Könnten Spahns Eile und sein zügiger Stil nicht auch damit zu tun haben, dass er vor der Bestandsaufnahme des Koalitionsvertrags Ende des Jahres Fakten schaffen will?
Bandelow: Ich glaube nicht, dass er dafür verantwortlich gemacht würde, wenn Teile des Koalitionsvertrags nicht abgearbeitet wären, wenn die Koalition zu Bruch gehen sollte. Er ist dabei, den Koalitionsvertrag überzuerfüllen und hat zuletzt ein paar Provokationen eingebaut.
Spahn versucht zu zentralisieren und hat dies auch schon in manchen Bereichen getan.
Aber die Provokationen richten sich eher gegen die Selbstverwaltung oder gegen die Bundesländer. Das sind nicht die Vorhaben, die am Ende Gesetz werden. Er setzt nur die Dinge durch, die die SPD mitträgt.
Wo provoziert der Minister aus Ihrer Sicht?

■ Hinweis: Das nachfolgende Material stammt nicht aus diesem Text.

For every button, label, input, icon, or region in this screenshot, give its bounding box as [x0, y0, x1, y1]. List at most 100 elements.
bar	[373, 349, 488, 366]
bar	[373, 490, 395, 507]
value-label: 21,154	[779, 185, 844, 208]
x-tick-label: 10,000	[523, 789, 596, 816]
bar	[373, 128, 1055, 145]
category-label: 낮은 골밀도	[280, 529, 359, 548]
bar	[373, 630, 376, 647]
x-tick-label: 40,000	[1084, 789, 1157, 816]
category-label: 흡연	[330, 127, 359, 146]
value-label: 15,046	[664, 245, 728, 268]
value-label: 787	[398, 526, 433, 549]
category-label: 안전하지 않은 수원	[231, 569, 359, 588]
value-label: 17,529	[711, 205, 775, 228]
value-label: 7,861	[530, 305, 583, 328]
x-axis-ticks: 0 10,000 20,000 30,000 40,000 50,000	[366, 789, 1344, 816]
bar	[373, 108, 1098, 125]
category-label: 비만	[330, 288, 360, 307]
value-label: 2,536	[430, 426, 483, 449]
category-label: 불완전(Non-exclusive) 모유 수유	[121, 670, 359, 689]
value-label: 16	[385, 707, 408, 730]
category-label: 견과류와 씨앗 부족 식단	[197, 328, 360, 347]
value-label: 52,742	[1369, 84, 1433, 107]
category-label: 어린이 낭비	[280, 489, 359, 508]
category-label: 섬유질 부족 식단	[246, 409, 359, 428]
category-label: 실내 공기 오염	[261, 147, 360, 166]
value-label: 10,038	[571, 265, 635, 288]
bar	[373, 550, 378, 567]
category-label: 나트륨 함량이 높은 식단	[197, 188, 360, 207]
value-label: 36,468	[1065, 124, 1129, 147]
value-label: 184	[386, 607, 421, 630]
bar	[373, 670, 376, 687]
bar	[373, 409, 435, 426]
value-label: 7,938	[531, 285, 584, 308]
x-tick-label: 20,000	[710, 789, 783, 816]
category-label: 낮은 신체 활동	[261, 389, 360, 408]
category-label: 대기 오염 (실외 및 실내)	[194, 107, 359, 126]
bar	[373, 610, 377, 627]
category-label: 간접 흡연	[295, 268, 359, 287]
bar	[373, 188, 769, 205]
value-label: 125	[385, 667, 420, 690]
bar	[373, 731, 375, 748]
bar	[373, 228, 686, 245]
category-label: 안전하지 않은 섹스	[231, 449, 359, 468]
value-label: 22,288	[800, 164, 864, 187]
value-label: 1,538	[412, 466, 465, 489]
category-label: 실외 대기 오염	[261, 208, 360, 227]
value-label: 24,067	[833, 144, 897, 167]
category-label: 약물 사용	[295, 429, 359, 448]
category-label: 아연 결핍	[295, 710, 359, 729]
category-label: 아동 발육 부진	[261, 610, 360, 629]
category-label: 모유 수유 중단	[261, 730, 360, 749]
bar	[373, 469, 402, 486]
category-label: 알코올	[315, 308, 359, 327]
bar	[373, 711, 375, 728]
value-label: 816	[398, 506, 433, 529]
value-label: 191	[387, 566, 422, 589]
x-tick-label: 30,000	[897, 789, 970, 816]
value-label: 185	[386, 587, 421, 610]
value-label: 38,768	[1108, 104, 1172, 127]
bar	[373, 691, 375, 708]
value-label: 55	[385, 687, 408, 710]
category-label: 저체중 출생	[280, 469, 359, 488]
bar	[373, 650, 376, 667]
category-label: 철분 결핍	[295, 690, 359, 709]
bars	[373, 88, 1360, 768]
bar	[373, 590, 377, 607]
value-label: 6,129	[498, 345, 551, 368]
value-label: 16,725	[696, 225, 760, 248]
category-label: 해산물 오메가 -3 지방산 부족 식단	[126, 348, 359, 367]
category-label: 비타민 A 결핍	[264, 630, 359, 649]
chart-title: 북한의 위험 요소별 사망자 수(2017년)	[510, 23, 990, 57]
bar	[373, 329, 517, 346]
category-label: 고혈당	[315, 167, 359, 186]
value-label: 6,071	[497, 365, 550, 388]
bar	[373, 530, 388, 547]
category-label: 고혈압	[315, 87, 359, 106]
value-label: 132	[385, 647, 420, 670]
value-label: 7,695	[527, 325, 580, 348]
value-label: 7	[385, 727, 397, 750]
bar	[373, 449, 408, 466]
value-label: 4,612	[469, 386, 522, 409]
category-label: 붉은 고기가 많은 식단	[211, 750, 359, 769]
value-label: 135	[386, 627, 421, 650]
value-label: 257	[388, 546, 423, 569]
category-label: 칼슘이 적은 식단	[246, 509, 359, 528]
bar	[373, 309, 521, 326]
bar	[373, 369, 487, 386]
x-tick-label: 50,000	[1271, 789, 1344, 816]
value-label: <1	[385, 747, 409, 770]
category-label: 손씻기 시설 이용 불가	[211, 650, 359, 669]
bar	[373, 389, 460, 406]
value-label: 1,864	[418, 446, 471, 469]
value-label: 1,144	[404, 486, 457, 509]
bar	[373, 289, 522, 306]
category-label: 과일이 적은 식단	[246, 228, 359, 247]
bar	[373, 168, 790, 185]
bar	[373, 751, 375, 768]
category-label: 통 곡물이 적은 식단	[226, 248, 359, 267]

Bandelow: Eine Provokation sind etwa seine Vorschläge zur AOK-Öffnung. Hier hat er die Bundesländer und die SPD gegen sich aufgebracht. Es ist aber nicht wirklich realistisch, dass dieses Vorhaben in absehbarer Zeit Gesetz wird. Das ist wieder ein schöner Weg, um sich medial in Stellung zu bringen.

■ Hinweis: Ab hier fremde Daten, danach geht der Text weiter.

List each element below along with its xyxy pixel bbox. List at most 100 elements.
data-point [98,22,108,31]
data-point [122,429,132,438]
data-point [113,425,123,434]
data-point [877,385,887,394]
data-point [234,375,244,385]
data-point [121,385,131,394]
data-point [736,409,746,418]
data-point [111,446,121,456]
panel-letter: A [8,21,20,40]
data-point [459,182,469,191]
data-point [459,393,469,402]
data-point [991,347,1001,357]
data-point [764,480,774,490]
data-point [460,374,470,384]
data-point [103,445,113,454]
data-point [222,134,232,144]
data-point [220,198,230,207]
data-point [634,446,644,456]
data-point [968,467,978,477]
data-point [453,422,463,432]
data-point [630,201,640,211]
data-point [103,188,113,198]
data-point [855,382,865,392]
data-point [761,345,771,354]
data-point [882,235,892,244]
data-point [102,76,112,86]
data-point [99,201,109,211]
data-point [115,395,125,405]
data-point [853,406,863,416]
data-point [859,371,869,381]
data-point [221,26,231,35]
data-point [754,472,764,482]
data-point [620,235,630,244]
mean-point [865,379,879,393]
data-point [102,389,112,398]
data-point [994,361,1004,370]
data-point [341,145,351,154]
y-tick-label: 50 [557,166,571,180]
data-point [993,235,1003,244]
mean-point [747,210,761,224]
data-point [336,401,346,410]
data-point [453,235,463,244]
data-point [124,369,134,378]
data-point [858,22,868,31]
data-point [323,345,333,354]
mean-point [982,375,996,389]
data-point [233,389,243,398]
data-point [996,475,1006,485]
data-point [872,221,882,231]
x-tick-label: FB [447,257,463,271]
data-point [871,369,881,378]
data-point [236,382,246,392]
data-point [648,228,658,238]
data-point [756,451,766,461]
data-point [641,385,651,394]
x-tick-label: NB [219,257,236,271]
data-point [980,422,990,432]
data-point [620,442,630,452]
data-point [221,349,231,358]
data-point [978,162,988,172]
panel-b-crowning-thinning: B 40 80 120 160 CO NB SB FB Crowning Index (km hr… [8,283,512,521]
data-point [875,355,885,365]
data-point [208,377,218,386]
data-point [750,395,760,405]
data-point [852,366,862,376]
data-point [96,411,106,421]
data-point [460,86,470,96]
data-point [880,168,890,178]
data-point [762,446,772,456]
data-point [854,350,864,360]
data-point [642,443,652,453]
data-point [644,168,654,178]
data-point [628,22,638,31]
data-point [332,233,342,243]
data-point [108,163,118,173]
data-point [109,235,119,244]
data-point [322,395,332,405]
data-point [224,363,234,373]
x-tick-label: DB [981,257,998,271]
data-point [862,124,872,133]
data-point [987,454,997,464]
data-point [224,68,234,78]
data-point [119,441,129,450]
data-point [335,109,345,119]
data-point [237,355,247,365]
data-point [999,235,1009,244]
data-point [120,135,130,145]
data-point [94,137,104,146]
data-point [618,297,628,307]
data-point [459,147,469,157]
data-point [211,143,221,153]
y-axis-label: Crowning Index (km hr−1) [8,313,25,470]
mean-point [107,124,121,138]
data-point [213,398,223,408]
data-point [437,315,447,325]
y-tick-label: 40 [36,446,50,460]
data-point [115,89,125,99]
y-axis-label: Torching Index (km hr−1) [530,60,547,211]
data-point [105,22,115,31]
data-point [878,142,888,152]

Sie haben es erwähnt, Spahn macht auch vor Zuständigkeiten der Selbstverwaltung nicht Halt. Sind die Sorgen vor einer Zentralisierung und Entmachtung gerechtfertigt?
Bandelow: Es ist richtig, dass es im Augenblick starke Zentralisierungstendenzen gibt. Schon allein die Sicherung von 51 Prozent der Anteile an der gematik hat für das Gesundheitsministerium langfristig starken Einfluss bei der Digitalisierung. Spahn versucht zu zentralisieren und hat dies auch schon getan in manchen Bereichen. Er scheint eine Agenda zu haben, die sich darin auszeichnet, dass er sehr viel Skepsis gegenüber den Selbstverwaltungsstrukturen mitbringt und eine Umverteilung anstrebt hin zu mehr Kompetenzen im Ministerium. Inwieweit das alles eine ideologische Überzeugung ist und nicht Mittel zum Zweck, ist von außen schwer zu beurteilen. Ich könnte mir vorstellen, dass es ihm mehr um die Sichtbarkeit als solche geht.

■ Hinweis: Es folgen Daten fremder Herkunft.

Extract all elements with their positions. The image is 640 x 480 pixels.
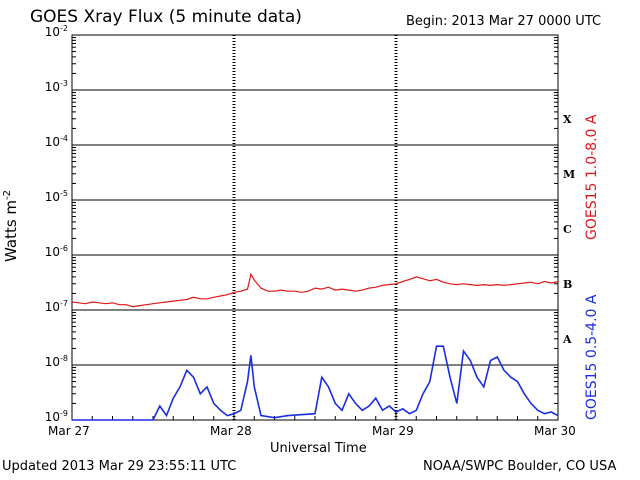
series-line-1 xyxy=(72,345,559,421)
x-tick-label: Mar 28 xyxy=(210,424,252,438)
y-tick-label: 10-7 xyxy=(44,299,68,314)
flare-class-label: C xyxy=(563,222,572,236)
flare-class-label: B xyxy=(563,277,573,291)
x-tick-label: Mar 27 xyxy=(48,424,90,438)
series-line-0 xyxy=(71,272,559,308)
flare-class-label: X xyxy=(563,112,572,126)
flare-class-label: M xyxy=(563,167,576,181)
x-axis-label: Universal Time xyxy=(270,441,367,456)
updated-timestamp: Updated 2013 Mar 29 23:55:11 UTC xyxy=(2,459,237,474)
y-tick-label: 10-3 xyxy=(44,79,68,94)
begin-time-label: Begin: 2013 Mar 27 0000 UTC xyxy=(406,14,602,29)
y-tick-label: 10-9 xyxy=(44,409,68,424)
credit-label: NOAA/SWPC Boulder, CO USA xyxy=(423,459,617,474)
y-tick-label: 10-8 xyxy=(44,354,68,369)
y-tick-label: 10-2 xyxy=(44,24,68,39)
y-tick-label: 10-5 xyxy=(44,189,68,204)
plot-frame xyxy=(71,34,559,421)
chart-title: GOES Xray Flux (5 minute data) xyxy=(30,7,302,27)
y-tick-label: 10-6 xyxy=(44,244,68,259)
x-tick-label: Mar 29 xyxy=(372,424,414,438)
y-tick-label: 10-4 xyxy=(44,134,68,149)
flare-class-label: A xyxy=(563,332,572,346)
x-tick-label: Mar 30 xyxy=(534,424,576,438)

Gibt es eine charakterisierende Formel für Spahns Politikstil?
Bandelow: Viel Ambitionen, viel Selbstvertrauen und viel Offensive. Das Ergebnis ist zweifellos eine starke Polarisierung und ein beachtlicher Output. Er produziert und produziert und produziert. Ein ausgesprochen fleißiger und gut sichtbarer Minister, mit allen Vor- und Nachteilen, die das mit sich bringt.
Was würden Sie sich an seiner Politik anders wünschen?
Bandelow: Man hat bei Herrn Spahn das Gefühl, dass er sich bei seinen Reformen extrem auf seine Leitungsabteilung im Ministerium stützt, während die Untergliederungen nicht mehr so stark in die Reformarbeiten einbezogen sind, wie das vielleicht noch unter Ulla Schmidt der Fall war. Er macht es ganz gezielt und versucht, sich zu lösen von allen anderen. Wünschenswert wäre eine größere Transparenz darüber, was im Ministerium geschieht. Es gibt darüber hinaus viele Visionen, es gibt nur keine zusammenhängenden Visionen. Denkbar wäre, wieder eine Enquetekommission einzurichten oder jedenfalls ein Gremium zu schaffen, das nicht nur kurzfristig denkt. Das erfordert aber Mut, denn ein solches Gremium stellt immer auch ein intellektuelles Gegengewicht zur Arbeit des Ministeriums dar.